A guardian critic reviews the latest Paris Hilton film.

Actually, he doesn't review the film. Why bother, when you can instead write a lengthy meditation on some of the worst garbage Hollywood and other filmmakers have produced throughout the decades?
"A generically appalling film like The Hottie and the Nottie is a scab that looks revolting while it is freshly coagulated; but once it festers, hardens and falls off the skin, it leaves no scar. By contrast, a truly bad movie, a bad movie for the ages, a bad movie made on an epic, lavish scale, is the cultural equivalent of leprosy: you can't stand looking at it, but at the same time you can't take your eyes off it. You are horrified by it, repelled by it, yet you are simultaneously mesmerised by its enticing hideousness. A monstrously bad movie is like the Medusa: those who gaze on its hideous countenance are doomed, but who can resist taking a gander?"

Bug people

Folks always made fun of Tom Delay’s background as an exterminator. I’m beginning to see how the experience made excellent congressional training.

Last year, we hired an exterminator, after the bug problem in my house got under the skin of my very lovely and granola wife. The man came out, talked to us about his company’s "vision" for half an hour, and tried to sign us up for seasonal treatments at $200 a pop. We said we’d think about it (we were thinking, "Hell no") and he eventually sprayed and left.
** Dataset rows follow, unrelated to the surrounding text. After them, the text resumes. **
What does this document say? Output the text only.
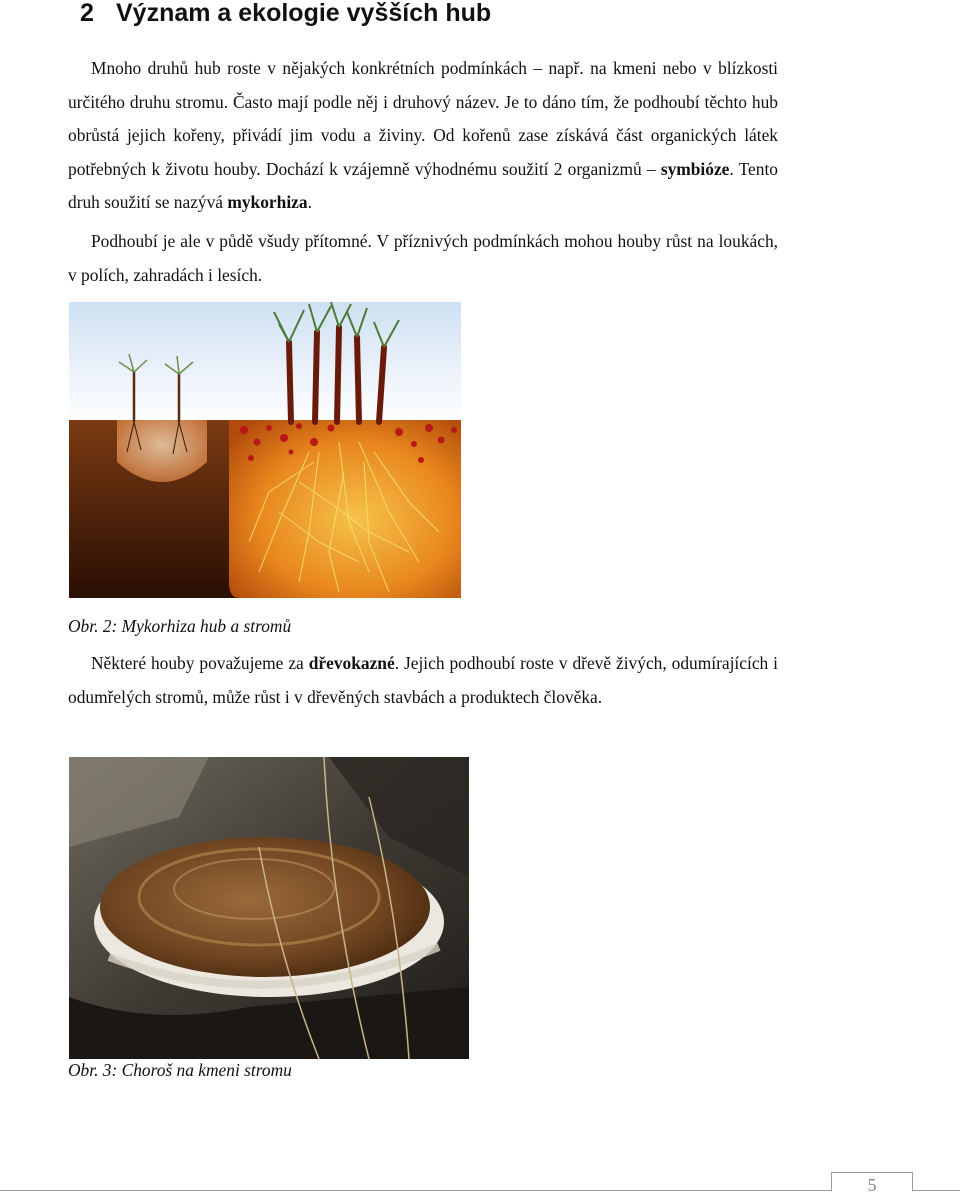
2 Význam a ekologie vyšších hub

Mnoho druhů hub roste v nějakých konkrétních podmínkách – např. na kmeni nebo v blízkosti určitého druhu stromu. Často mají podle něj i druhový název. Je to dáno tím, že podhoubí těchto hub obrůstá jejich kořeny, přivádí jim vodu a živiny. Od kořenů zase získává část organických látek potřebných k životu houby. Dochází k vzájemně výhodnému soužití 2 organizmů – symbióze. Tento druh soužití se nazývá mykorhiza.

Podhoubí je ale v půdě všudy přítomné. V příznivých podmínkách mohou houby růst na loukách, v polích, zahradách i lesích.

Obr. 2: Mykorhiza hub a stromů

Některé houby považujeme za dřevokazné. Jejich podhoubí roste v dřevě živých, odumírajících i odumřelých stromů, může růst i v dřevěných stavbách a produktech člověka.

Obr. 3: Choroš na kmeni stromu

5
Two months later, the bug company began leaving messages on our phone, saying it was time for a treatment. Three weeks after that, an exterminator showed up unannounced at our door, asking if he could spray the insides.

"Ah, no."

How ‘bout a perimeter treatment?

"No thanks."

He left, and about 20 minutes later, we had a rather testy message on the answering machine (we never answer) from the bug people. But at least that was the last we heard of them.

Last month, the termites came. They haven’t swarmed, but they’ve deposited little brown mounds on a spot on the high wall over the kitchen.

And so the estimate process began again. We’ve had two people over so far, will have two more tomorrow.

The first guy was pretty laid back, and was in and out in about 30 minutes.

The next guy was from Terminix. He came in, talked about his vision for what the house needed, and refused to give a price. Then he spent about an hour going through and around the house, going so far as to pull out some metal-detector looking doohickey with which he went over the walls -- a grim expression plastered on his face the entire time.

Then he came back in and started to give his sales presentation to Meredith*. The presentation includes a 10-minute video, which talks about Terminix’s dedication to the customer and features some really disgusting photos of termites.

Then, he gives his first price: $110 a month for the next two years for complete coverage. (The first guy just had a one-time cost of $700.)

There is sticker shock. How about a one-time treatment?

"$900."

Still too high.

"We have a coupon out there right now, I think. That'd make it $800."

Umm ...

"Perhaps $650?"

I hear, "What can I do for us to begin treatment today?" He even calls the manager, who tells him to tell us to get bent.

Finally, three hours after he first arrived in the house, he leaves.

I have distant memories from the growing up years of the exterminator.

A man came by our house in an unmarked white van and sprayed around, after which point, mom paid him. And that was about it.

I’m left wondering if Mom was lucky enough to know someone, or if the trend to the hard-sell-packages-that-nobody-needs is new to the business of bug killing.

I don't know. I just wish Dale Dribble had a blog.

* I left Meredith alone for two reasons. Salesmen love to play couples off on each other. And I didn't want to sit through it. I would have had more sympathy for Meredith had she not let the man in the house before I put my pants on.